WAUSAU, Wis. (AP) — Pair a cash-poor young farmer with a successful landowner ready to retire from dairying and you could have the formula for revitalizing the nation’s milk industry. It’s called sharemilking.
The idea is just beginning to catch on in the Dairy State.
“It really does work,” said Sue Shultz of Chilton, who with her husband, Dick, got into dairy farming in 1990 by sharemilking. They now own an 80-acre farm and milk 100 cows. “We didn’t have a lot of cash. This is an excellent tool.”
Sharemilking is a partnership between an older, financially secure land-owning farmer looking to retire and a younger, skilled farm manager with few assets. The partners basically share a milk check — and a chance for one to phase out of business while the other phases in.
Unlike a long tradition in rural America, the new partners aren’t family.
“The replacements have always been home-grown, and that is not happening anymore,” said Gwen Garvey, coordinator of Farm Link Services, a year-old state Agriculture Department program designed to pair aspiring farmers with those retiring.
Sharemilking permits young partners to earn a paycheck and to slowly build their own herds by getting heifer calves from the established herd in return for labor.

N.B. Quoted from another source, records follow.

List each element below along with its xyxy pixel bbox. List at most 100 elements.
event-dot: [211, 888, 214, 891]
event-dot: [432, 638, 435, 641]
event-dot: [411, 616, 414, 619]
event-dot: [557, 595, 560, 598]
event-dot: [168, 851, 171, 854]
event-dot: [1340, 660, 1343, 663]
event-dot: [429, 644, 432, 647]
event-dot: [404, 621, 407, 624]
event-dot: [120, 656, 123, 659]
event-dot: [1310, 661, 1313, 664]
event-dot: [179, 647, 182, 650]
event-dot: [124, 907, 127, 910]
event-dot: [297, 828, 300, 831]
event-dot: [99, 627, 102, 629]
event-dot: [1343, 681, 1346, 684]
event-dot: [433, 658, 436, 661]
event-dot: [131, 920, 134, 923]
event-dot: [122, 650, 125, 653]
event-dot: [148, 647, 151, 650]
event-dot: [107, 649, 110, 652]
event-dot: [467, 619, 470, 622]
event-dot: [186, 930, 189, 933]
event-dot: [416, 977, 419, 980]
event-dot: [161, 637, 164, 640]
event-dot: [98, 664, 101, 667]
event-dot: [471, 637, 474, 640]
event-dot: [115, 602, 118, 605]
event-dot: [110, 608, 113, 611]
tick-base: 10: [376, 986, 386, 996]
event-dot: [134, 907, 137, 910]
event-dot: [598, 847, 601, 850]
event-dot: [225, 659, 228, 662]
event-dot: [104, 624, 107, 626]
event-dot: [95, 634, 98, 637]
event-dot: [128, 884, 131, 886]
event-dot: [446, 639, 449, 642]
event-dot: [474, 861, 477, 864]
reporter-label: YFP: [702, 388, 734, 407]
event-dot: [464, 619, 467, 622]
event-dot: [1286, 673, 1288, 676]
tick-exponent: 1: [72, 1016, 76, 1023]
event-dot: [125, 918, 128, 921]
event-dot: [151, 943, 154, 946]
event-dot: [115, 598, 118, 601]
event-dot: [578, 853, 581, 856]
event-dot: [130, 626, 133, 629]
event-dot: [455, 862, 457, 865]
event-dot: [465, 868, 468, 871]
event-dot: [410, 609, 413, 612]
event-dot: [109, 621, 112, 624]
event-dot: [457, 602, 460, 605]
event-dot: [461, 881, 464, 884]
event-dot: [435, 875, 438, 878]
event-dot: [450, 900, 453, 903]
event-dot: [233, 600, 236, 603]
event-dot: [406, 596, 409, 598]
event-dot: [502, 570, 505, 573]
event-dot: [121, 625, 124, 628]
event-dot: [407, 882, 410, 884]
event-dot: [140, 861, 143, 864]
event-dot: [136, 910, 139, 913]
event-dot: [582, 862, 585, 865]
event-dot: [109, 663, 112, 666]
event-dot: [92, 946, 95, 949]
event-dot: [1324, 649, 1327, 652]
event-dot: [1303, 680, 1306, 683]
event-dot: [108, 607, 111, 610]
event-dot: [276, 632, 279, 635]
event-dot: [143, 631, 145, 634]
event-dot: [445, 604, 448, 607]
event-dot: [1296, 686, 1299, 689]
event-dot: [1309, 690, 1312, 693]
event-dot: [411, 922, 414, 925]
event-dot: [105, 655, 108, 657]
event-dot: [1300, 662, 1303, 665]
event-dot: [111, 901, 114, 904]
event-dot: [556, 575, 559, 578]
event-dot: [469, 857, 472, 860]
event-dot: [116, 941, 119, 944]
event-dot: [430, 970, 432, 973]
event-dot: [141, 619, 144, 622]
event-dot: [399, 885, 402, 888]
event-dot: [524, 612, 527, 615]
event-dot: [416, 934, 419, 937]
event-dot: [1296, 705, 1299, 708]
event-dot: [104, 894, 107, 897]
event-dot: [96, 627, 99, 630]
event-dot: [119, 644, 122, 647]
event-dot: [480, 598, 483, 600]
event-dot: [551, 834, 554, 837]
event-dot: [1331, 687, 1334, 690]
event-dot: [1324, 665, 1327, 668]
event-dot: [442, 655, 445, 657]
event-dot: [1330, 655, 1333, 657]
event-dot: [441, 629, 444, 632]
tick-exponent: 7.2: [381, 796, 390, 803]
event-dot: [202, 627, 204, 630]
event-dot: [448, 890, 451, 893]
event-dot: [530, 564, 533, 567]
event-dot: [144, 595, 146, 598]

The secure farmers have less work, phase out of the business, cash in on the equity they’ve earned and cut their capital-gains taxes.

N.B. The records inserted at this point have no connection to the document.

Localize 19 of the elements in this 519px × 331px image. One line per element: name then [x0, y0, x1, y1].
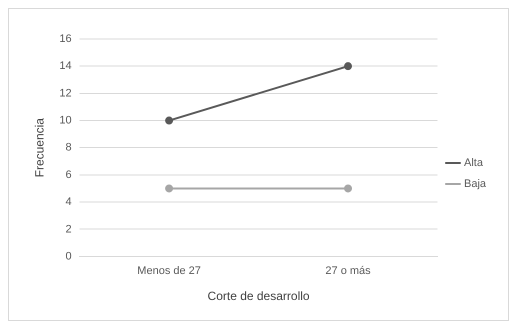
- y-tick-label: 0: [66, 250, 72, 262]
- legend-label: Alta: [464, 157, 484, 170]
- legend-label: Baja: [464, 178, 487, 190]
- y-tick-label: 4: [66, 196, 72, 208]
- y-tick-label: 12: [59, 87, 72, 100]
- y-tick-label: 2: [66, 223, 72, 236]
- x-tick-label: 27 o más: [325, 265, 372, 278]
- point: [165, 116, 174, 125]
- x-axis-title: Corte de desarrollo: [208, 289, 310, 304]
- y-tick-label: 6: [66, 168, 72, 181]
- point: [344, 184, 352, 192]
- x-tick-label: Menos de 27: [137, 265, 201, 278]
- y-tick-label: 10: [59, 114, 72, 127]
- y-tick-label: 8: [66, 142, 72, 154]
- point: [165, 184, 174, 192]
- y-tick-label: 16: [59, 33, 72, 46]
- y-axis-title: Frecuencia: [32, 118, 47, 178]
- point: [344, 62, 352, 70]
- y-tick-label: 14: [59, 60, 72, 72]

“This is a powerful system socially and economically,” said Steve Stevenson, a researcher at the University of Wisconsin’s Center for Integrated Agricultural Systems in Madison.

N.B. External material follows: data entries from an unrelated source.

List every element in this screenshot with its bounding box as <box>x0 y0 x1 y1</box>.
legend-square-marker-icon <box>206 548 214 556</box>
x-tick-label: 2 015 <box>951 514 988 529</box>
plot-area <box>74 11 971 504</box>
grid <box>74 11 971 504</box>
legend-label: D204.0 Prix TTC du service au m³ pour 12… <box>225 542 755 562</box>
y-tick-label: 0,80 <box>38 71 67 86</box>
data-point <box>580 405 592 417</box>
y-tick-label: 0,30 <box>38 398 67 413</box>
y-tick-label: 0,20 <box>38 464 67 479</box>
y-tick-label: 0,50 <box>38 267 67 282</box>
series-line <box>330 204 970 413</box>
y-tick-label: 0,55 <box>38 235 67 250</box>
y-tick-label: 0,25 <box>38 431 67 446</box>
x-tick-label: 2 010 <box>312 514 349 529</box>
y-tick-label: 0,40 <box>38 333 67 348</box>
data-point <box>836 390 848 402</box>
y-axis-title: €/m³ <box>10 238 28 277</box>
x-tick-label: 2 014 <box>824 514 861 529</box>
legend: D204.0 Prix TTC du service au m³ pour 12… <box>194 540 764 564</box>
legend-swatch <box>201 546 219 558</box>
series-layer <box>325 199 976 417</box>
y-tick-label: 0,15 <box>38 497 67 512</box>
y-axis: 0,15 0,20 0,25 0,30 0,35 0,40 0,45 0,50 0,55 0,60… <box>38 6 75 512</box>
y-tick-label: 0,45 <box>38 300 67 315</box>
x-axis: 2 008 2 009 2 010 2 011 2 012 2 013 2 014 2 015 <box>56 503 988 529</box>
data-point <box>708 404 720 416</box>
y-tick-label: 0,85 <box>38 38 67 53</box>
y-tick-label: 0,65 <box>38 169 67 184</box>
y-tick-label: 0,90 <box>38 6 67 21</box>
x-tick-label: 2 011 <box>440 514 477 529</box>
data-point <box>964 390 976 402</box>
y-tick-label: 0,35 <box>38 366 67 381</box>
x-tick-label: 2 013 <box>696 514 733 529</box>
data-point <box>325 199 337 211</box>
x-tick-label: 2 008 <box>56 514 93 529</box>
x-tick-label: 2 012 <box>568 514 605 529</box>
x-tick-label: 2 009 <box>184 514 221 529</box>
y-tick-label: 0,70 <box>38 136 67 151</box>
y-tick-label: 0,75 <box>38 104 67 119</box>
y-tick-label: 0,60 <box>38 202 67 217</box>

Stevenson sought ways to get more young farmers into the industry due to an expected trend in the next 12 to 15 years — a higher rate of older farmers leaving the business.
A number of large and profitable farms — enough to split incomes –are needed for sharemilking to work, he said.
As of Oct. 31, Wisconsin had 25,127 dairy farms, compared with 33,070 in 1990 and 51,179 in 1975, said Laura Mason, a dairy statistician with the U.S. Agriculture Department. The state has about 1.49 million milk cows, down from 1.81 million in 1975.
Farmer Sue Shultz also operates a farm management consulting business that has helped 18 other young farmers get into business through milk-share contract agreements since 1990. Two have failed, she said.
With $15,000 cash and a loan, Shultz and her husband bought out a farmer’s herd of 43 dairy cows and worked out an arrangement to split the milk check 50-50 with him, Shultz said. He provided everything the couple needed to farm — the barn, silos, home-grown feed, straw and a home.
Within four years, the couple’s equity in the herd grew enough to make a down payment on a different farm they now own.